Judge Joel Pearce doesn't want to offend anyone with his reviews.
Our review of A Mighty Heart, published October 16th, 2007, is also available.
Based on a true story.
Though it sits on the edge of being manipulative and heavy-handed, A Mighty Heart is an impressive procedural, a film written by a reporter. As such, it is exactly what we would expect from its pedigree. It is precise and thoughtful, intelligent but carefully crafted to appeal to a wide audience. More than these things, though, it shows its bias without making (or needing to make) apologies for it.
Facts of the Case
Following the kidnapping and murder of American journalist Daniel Pearl (Dan Futterman, Enough) in Pakistan, his wife Mariane (Angelina Jolie, Wanted) wrote the experiences of the kidnapping and investigation into a book. This film is adapted from that book, probably as close to a true story as non-documentaries get. Despite the premise, A Mighty Heart is not a thriller, but rather an exploration into the nature of terrorism, hostage situations, and the plight of reporters who risk their lives so that we can find out what's going on in other parts of the world.
There are those who are disappointed with A Mighty Heart, probably because the premise and trailer suggest that it is an action-packed thriller, but that's really not what we get at all. Instead, it is a film that replicates the experience that Mariane Pearl went through. While Daniel Pearl was experiencing a thriller of horrors and immediate suspense, she was witnessing other things: the response of the Pakistan anti-terrorism unit, the involvement of the American embassy, the help of other reporters, and her slow inner conflict between panic and hope. By locking the story (mostly) to what she would know, A Mighty Heart becomes a very different film than those we've seen on the subject before.

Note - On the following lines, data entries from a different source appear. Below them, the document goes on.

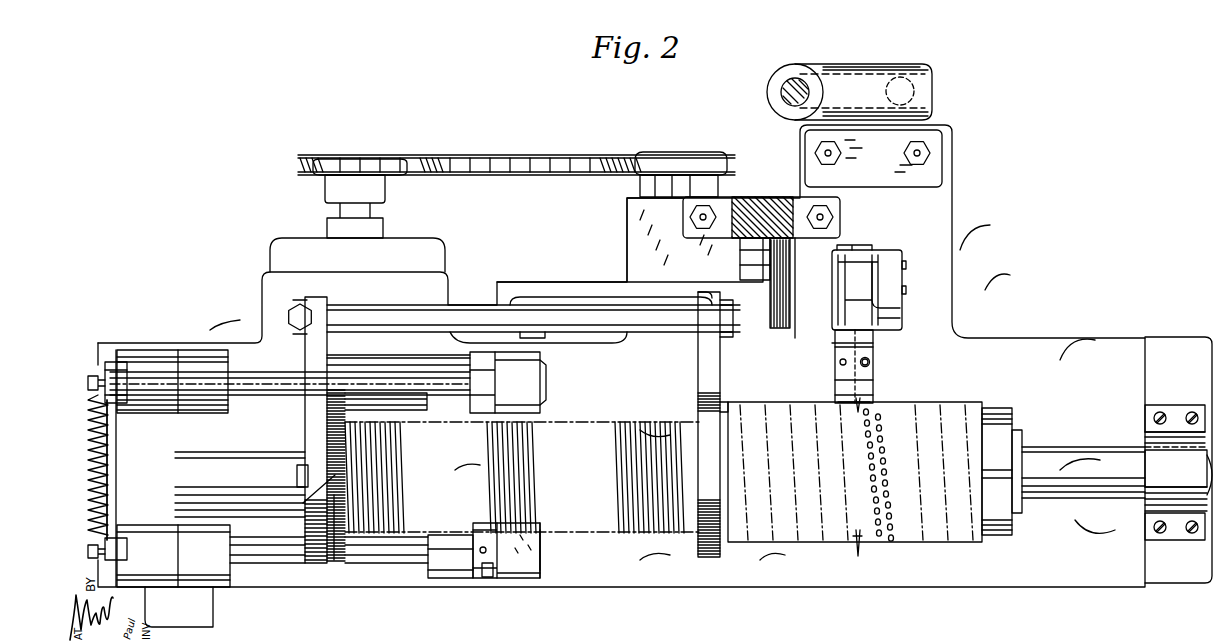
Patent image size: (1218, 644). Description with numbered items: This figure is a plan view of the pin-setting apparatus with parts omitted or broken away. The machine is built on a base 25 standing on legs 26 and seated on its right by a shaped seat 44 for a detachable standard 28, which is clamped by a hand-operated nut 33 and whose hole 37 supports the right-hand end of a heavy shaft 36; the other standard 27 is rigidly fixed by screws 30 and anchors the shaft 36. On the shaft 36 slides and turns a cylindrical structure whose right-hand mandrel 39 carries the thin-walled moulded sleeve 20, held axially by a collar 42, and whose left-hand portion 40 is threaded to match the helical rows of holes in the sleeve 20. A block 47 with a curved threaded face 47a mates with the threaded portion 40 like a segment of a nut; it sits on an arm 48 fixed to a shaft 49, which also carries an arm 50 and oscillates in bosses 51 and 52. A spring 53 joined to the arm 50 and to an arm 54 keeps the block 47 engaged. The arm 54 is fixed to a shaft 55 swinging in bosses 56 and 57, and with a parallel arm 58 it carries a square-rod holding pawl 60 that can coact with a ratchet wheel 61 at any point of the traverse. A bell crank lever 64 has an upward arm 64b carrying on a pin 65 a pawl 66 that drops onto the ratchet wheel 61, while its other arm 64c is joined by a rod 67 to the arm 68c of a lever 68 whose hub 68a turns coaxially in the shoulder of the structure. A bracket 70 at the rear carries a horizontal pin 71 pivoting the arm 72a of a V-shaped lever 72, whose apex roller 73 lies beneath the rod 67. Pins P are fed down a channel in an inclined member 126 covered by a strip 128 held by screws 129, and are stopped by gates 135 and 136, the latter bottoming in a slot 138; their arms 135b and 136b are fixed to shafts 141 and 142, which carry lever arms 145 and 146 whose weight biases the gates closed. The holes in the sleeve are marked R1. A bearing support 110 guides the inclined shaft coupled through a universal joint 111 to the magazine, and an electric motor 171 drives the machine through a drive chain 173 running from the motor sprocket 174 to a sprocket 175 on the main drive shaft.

The sleeve element 20 is at (846, 548).
The base 25 is at (1028, 338).
The supports or legs 26 is at (213, 617).
The standard 27 is at (75, 466).
The standard 28 is at (1148, 505).
The screws 30 is at (1190, 534).
The hand-operated clamping nut 33 is at (1207, 466).
The shaft 36 is at (1100, 447).
The hole 37 is at (1174, 405).
The mandrel 39 is at (1022, 426).
The threaded portion 40 is at (619, 412).
The collar 42 is at (1005, 410).
The seat 44 is at (1155, 583).
The block 47 is at (506, 550).
The face 47a is at (536, 530).
The arm 48 is at (487, 578).
The shaft 49 is at (272, 563).
The arm 50 is at (128, 550).
The boss 51 is at (225, 552).
The boss 52 is at (450, 556).
The spring 53 is at (81, 470).
The arm 54 is at (103, 370).
The shaft 55 is at (378, 365).
The boss 56 is at (230, 362).
The boss 57 is at (427, 358).
The arm 58 is at (520, 378).
The holding pawl 60 is at (258, 395).
The ratchet wheel 61 is at (345, 563).
The bell crank lever 64 is at (298, 535).
The upwardly directed arm 64b is at (318, 450).
The arm 64c is at (322, 348).
The pin 65 is at (297, 476).
The pawl 66 is at (303, 503).
The rod 67 is at (478, 305).
The lever 68 is at (730, 397).
The hub 68a is at (710, 415).
The arm 68c is at (722, 354).
The bracket 70 is at (740, 252).
The horizontal pin 71 is at (765, 197).
The V-shaped lever 72 is at (584, 276).
The arm 72a is at (780, 290).
The roller 73 is at (535, 343).
The bearing support 110 is at (878, 62).
The flexible or universal joint 111 is at (781, 94).
The elongated downwardly inclined member 126 is at (870, 363).
The strip-like member 128 is at (840, 390).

Most of the attention for A Mighty Heart has been on Angelina Jolie's impressive performance as Mariane Pearl. This praise is well-deserved. I can't imagine the pressure to become a still-living figure from an important news story from only a few years prior. Jolie juggles everything plausibly—from Mariane's accent (French with a Cuban background) to her pregnancy—even during scenes of great emotional tension. More importantly, Mariane is never idealized in the way we see in so many true stories. It's easy to believe that the Mariane in the film is very much like the Mariane in real life. While the same is not true of Daniel, who is highly idealized, this is forgivable under the circumstances. I can't imagine that Mariane would spend this horrible time thinking about Daniel's faults.
In the end, the film works best as a procedural study of investigations into terrorism cases. It can occasionally get overwhelming, as each team is looking into separate leads and names of suspects are being added every few minutes. At the same time, we really do get to experience emotionally what it would be like to go through her experience. Because it's all so carefully and precisely laid out, it never becomes a typically manufactured movie experience. Because we know what's going to happen at the end, it's not suspenseful in the same way that most thrillers are suspenseful. The suspense doesn't come from not knowing what will happen, but instead waiting to see when and how it will happen.
Paramount has done a fine job with the transfer, for the most part. It has the level of detail that we would expect from a recent film from a major studio. The colors have been intentionally washed out, however, so the whole film has a beige tinge. While this creates a consistent look for the film, it also washes out much of the vibrancy that Blu-Ray is capable of. The Dolby 5.1 TrueHD sound transfer is also good, though it's largely trapped in the front soundstage. With so much dialogue, I'm not even sure the lossless transfer makes much difference. The only real extra is a production featurette, which is presented in fullscreen and standard definition.
The Rebuttal Witnesses
There's no question that A Mighty Heart wears its heart on its sleeve. With the inclusion of an international reporting PSA at the beginning, the purpose of getting the message out sometimes overwhelms the storytelling, which should always come first. It's a good message, of course, but truly jaded viewers might have a hard time getting past the message-driven script and structure. For most, though, A Mighty Heart will offer a genuine and heartfelt emotional experience.
If you've never seen A Mighty Heart, it's definitely still worth it. This is an impressive emotional experience captured on film, with great performances from all involved. At the same time, I'm not sure I'd recommend this as a DVD upgrade. The detail is there, but this is hardly a showcase for high definition in the audio or visual department. There are no new extras to explore, either. If you haven't picked A Mighty Heart up yet, though, Blu-Ray is not a terrible way to go.